Re: Background, requirements and use cases

On Wed, 25 May 2005, Mark Nottingham wrote:

> * Tarawa - http://www.mnot.net/tarawa/
> This is an early version of an API that maps Web resources directly to 
> objects; i.e., HTTP methods map to methods on the object, the object has a 
> 'children' property which contains a dictionary of resource names and 
> Resource instances.
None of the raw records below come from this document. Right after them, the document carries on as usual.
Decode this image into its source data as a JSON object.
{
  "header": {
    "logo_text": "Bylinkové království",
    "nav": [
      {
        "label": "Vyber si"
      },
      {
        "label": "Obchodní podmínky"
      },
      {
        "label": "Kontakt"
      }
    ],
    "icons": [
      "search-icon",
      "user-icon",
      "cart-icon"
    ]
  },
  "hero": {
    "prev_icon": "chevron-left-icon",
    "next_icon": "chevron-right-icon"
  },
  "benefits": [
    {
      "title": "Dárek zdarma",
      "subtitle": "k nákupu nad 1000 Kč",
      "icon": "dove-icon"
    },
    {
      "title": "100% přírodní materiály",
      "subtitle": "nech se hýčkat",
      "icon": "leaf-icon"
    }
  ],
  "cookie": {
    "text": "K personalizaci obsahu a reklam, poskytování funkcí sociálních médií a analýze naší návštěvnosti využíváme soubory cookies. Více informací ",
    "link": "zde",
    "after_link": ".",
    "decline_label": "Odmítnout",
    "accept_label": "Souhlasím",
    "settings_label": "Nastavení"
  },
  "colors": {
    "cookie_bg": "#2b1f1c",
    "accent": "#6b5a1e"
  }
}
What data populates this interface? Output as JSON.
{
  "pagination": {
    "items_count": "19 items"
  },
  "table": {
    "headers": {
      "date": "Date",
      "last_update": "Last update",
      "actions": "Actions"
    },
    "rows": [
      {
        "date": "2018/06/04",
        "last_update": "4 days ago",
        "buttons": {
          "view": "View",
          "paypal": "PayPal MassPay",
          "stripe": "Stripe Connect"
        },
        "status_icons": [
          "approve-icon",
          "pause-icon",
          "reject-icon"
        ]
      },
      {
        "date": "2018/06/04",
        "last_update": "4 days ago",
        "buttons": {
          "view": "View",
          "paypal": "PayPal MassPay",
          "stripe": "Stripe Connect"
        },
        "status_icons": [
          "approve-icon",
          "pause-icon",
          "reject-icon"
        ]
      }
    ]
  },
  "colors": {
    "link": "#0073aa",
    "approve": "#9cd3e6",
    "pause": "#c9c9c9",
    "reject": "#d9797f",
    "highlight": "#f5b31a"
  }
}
This approach to HTTP brings some specific requirements, 
> such as being able to easily figure out the resource hierarchy.

Jigsaw [1] also maps Web resources to objects, however it add an 
abstraction between the resource itself and how it is served.
A file a FileResource that has limited characteristics, and it can be 
"exported" via a Web server as a Web resource by adding a HTTP protocol 
frame, to create an HTTP view of that file.
Its internal description format is all in XML, with a set of rules to 
automatically create resources.
In Tarawa, conneg is done via a specific resource, same in Jigsaw (this 
gives the added bonus to do the negotiation between arbitrary resources, 
without restricting the URI space).

This gives a description format (very raw, as it is quite old now) to do a 
mapping between different kind of objects and their external 
representation, not a description of this external representation.

Mark, expect the discussion to reach the topic of OPTIONS at some point ;)

[1] http://www.w3.org/Jigsaw/

-- 
Yves Lafon - W3C
"Baroula que barouleras, au tiéu toujou t'entourneras."